Whatever drove them to create the numerous ahu and moai must have been an incredibly powerful cultural and spiritual force, since they spent a huge amount of time and effort creating, transporting, and erecting the hundreds and hundreds of stone structures and statues. This process would have required coordinating the efforts of many people, which in turn would have required a stable hierarchical management structure of workers and bosses. The process also would have required numerous additional people to operate the island's basic infrastructure, providing all the necessities of life so the moai builders could concentrate on moai building and not farming or fishing, etc. So Easter Island must have had a large active coordinated and fully self-contained indigenous society, unlike today. And all of this activity was going on ashore by the moai right where we ourselves walked. We trod in the very same footsteps of the ancient moai builders.

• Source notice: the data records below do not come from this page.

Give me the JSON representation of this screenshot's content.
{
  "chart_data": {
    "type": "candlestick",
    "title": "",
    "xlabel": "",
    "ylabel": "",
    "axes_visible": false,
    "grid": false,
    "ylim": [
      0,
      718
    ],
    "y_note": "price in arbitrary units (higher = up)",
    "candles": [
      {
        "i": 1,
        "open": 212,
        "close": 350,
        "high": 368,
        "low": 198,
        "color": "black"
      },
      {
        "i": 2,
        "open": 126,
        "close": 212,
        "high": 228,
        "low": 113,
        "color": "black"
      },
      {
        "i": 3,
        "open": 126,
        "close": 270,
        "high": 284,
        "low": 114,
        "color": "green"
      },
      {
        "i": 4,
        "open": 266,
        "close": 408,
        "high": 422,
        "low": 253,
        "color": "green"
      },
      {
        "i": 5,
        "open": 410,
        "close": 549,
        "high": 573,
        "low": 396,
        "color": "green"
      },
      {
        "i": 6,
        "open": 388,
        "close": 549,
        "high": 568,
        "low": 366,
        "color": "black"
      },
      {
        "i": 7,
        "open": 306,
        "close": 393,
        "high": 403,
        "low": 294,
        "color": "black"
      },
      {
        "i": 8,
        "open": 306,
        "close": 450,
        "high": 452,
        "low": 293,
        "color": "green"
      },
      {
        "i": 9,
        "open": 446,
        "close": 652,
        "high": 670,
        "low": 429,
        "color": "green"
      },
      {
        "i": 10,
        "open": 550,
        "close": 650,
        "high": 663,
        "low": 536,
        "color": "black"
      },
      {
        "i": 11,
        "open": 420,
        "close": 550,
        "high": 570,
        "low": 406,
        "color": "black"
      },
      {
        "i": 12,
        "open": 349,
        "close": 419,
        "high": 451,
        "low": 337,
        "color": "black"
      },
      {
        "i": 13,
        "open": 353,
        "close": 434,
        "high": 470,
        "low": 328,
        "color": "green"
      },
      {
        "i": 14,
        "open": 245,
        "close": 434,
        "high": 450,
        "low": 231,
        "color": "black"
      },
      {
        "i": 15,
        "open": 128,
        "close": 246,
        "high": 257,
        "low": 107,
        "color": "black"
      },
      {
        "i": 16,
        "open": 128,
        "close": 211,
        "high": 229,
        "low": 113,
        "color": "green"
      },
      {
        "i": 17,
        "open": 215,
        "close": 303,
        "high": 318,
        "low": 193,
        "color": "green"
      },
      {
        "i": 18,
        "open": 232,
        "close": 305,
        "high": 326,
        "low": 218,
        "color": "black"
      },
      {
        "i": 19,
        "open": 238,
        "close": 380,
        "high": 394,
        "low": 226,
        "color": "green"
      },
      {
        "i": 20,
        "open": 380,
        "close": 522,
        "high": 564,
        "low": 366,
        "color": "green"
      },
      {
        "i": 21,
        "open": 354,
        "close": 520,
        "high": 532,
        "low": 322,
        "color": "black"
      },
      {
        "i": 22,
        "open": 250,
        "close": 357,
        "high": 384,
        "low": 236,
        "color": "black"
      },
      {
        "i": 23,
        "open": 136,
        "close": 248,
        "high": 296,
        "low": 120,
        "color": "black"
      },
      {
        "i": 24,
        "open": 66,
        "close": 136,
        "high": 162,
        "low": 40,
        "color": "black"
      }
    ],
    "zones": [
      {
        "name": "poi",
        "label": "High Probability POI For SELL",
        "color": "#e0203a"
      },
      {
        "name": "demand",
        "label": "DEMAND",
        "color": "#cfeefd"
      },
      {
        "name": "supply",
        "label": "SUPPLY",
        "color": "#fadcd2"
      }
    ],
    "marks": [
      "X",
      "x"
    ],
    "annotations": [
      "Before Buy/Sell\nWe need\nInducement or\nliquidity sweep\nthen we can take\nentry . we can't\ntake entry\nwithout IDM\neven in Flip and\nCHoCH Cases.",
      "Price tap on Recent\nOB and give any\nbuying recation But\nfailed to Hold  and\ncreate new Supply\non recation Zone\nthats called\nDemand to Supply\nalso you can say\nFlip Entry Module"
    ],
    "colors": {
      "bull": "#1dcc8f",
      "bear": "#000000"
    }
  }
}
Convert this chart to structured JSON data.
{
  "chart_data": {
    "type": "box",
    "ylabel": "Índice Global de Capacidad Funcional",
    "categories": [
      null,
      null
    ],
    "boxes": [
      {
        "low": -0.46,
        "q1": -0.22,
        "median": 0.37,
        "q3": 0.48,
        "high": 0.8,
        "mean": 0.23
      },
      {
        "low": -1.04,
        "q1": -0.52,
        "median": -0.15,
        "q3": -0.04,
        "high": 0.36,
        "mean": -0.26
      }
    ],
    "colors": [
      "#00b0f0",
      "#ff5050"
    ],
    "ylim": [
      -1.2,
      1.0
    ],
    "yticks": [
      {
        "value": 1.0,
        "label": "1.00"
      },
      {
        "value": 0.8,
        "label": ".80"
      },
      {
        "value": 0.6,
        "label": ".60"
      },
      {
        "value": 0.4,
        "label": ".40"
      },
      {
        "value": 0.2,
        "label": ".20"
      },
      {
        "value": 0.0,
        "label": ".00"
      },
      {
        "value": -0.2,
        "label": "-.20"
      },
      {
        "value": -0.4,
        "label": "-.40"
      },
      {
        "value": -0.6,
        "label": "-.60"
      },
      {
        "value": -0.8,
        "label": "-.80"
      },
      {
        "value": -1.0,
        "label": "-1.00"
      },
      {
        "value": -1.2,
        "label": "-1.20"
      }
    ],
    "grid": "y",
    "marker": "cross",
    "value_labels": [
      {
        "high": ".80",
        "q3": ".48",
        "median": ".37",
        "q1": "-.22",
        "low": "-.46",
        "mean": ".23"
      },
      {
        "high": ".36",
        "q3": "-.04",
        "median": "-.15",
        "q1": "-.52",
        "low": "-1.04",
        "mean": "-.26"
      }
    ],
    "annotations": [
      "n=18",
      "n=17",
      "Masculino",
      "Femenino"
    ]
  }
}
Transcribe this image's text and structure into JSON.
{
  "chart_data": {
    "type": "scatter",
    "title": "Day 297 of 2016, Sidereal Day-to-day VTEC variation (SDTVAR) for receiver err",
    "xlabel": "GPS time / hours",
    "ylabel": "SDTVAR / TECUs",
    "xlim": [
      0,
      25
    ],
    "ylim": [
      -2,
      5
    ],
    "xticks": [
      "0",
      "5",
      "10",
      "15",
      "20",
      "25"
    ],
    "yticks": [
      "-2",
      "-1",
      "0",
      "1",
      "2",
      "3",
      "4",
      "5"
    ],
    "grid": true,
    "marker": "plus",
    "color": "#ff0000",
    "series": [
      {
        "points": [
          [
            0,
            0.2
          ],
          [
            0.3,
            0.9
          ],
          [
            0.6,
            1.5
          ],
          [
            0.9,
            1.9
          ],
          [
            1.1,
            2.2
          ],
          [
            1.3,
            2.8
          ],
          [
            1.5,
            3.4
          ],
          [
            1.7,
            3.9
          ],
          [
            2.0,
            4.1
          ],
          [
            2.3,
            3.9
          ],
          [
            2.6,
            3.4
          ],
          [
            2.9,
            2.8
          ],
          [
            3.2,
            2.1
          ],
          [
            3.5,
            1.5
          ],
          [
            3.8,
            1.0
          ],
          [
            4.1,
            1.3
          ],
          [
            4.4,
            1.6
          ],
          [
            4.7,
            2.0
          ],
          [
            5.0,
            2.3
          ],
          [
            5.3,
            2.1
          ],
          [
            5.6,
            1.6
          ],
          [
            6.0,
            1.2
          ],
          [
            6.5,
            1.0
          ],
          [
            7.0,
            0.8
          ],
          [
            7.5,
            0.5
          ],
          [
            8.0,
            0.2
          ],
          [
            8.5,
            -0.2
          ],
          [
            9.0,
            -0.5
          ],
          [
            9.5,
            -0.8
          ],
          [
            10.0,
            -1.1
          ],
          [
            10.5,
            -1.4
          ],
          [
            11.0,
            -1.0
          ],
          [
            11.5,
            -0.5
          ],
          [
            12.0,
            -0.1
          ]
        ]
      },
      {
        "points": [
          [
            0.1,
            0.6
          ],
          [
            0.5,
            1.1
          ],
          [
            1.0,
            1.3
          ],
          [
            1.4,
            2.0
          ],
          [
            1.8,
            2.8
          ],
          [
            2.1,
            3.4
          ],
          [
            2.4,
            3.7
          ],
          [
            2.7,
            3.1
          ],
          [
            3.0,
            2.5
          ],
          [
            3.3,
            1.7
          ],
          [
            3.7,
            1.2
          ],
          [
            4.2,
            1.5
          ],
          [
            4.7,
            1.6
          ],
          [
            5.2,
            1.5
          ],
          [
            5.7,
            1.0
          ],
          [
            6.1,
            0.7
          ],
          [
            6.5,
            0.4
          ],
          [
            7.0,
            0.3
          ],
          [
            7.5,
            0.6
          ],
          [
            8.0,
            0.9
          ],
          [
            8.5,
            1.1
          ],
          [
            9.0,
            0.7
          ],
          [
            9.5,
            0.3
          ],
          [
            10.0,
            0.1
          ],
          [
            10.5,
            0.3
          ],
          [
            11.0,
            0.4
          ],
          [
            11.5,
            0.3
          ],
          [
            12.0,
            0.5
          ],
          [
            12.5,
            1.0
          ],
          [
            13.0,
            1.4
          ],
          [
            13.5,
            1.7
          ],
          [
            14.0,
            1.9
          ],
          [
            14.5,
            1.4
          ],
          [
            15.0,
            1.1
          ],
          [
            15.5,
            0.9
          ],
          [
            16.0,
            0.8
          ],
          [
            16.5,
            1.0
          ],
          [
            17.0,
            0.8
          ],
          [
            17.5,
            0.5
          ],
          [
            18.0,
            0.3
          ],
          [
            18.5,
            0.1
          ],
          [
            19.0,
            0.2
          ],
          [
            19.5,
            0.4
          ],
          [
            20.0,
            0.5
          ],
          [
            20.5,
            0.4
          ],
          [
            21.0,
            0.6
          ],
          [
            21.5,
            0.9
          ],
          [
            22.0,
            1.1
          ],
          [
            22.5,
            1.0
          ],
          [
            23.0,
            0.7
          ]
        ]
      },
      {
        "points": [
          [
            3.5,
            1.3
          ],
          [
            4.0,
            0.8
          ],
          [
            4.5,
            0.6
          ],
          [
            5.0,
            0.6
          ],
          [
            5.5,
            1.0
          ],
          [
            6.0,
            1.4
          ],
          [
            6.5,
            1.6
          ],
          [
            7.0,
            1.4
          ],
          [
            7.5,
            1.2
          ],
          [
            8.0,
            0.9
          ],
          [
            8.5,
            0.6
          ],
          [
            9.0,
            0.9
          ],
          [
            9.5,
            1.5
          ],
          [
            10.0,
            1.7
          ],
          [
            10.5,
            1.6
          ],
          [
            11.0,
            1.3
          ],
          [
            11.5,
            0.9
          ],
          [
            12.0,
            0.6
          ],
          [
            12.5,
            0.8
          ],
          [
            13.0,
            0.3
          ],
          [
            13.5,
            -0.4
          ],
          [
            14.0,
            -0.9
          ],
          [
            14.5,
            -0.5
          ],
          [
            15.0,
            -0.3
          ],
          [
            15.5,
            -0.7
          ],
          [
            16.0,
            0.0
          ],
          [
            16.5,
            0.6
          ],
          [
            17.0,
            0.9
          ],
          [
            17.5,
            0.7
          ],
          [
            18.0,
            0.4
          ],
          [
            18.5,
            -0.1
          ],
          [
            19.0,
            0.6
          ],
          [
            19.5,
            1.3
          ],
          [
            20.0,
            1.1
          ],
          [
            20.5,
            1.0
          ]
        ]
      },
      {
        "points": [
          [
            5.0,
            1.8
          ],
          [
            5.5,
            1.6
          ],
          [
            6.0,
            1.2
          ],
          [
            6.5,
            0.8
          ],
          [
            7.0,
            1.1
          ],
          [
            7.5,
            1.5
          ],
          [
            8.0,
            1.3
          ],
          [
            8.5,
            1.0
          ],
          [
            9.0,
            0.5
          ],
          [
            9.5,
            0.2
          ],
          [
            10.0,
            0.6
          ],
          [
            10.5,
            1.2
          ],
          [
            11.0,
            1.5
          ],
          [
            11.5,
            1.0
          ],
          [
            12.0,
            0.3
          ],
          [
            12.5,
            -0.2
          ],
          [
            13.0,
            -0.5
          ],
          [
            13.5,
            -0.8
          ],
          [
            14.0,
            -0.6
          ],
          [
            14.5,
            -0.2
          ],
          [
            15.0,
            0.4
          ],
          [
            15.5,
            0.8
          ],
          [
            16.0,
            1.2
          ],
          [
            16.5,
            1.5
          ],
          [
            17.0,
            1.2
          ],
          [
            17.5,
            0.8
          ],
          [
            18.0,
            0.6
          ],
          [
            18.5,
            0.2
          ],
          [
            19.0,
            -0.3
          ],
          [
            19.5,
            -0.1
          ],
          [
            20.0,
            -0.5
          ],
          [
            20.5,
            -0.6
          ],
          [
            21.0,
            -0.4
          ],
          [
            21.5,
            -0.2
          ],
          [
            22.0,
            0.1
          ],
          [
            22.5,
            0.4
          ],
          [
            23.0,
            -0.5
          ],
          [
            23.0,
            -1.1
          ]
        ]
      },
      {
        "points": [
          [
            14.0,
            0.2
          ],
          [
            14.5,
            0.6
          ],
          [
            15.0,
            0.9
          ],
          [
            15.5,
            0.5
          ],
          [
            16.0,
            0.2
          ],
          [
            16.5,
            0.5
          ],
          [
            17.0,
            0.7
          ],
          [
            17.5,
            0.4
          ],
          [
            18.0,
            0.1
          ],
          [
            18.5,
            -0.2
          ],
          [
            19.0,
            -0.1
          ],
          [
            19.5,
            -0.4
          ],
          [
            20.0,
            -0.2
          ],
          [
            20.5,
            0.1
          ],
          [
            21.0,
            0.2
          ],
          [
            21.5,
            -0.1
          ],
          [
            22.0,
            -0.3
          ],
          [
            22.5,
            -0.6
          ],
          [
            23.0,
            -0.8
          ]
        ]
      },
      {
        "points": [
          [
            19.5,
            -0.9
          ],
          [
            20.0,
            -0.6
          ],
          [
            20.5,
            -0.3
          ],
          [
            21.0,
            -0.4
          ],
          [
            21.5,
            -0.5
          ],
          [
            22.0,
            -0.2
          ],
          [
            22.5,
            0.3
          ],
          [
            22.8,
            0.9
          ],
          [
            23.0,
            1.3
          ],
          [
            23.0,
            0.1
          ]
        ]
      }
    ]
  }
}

On the day that I went for a walkabout on the path along the coast, I came to a beautiful overlook on a point of land. There were convenient rocks to sit on, so I sat down and enjoyed the view. There were spectacular views of the coast to the left and right on either side of the point, as well as looking down towards the surf crashing on the eroded basalt of the cliffs. Scattered on the ground where I was seated I saw hundreds of tiny flakes of obsidian, many more than I had noticed elsewhere. Letting my imagination wander, I surmised that perhaps the ancient stoneworkers sat here, chatting and enjoying the view as they worked the raw obsidian from the nearby gully, fashioning tools, weapons, or even the obsidian eyes of the moai. Over the years, the chipped-off flakes of obsidian accumulated on the ground, and they are still visible today. At least that's my story, and I'm stickin' to it!

It's also interesting to think about the time before human habitation when the all-volcanic island was still forming. The whole area around Anakena has very obvious signs of volcanism, such as cinder cones, surface lava flows, cliffs with layered lava flows, plus, most obviously, actual volcanoes. Back then, there would have been sporadic volcanic activity, and when active the cinder cone adjacent to the beach would have been spewing smoke and fire and clinkers of smelted earth. Downhill from the major volcano the landscape would have been covered by hot smoking lava flows, and where the lava reached the sea, there would have been towering white clouds of steam. At night, the sparkling swaths of starlight from the Milky Way would have been dimmed by the dull red glow of molten lava spreading over the landscape. From the output of these volcanoes, thousands of years later Rapa Nui islanders would carve hundreds of immense statues.


 
A spectacular wide-angle view of Anakena, taken from atop the cinder cone.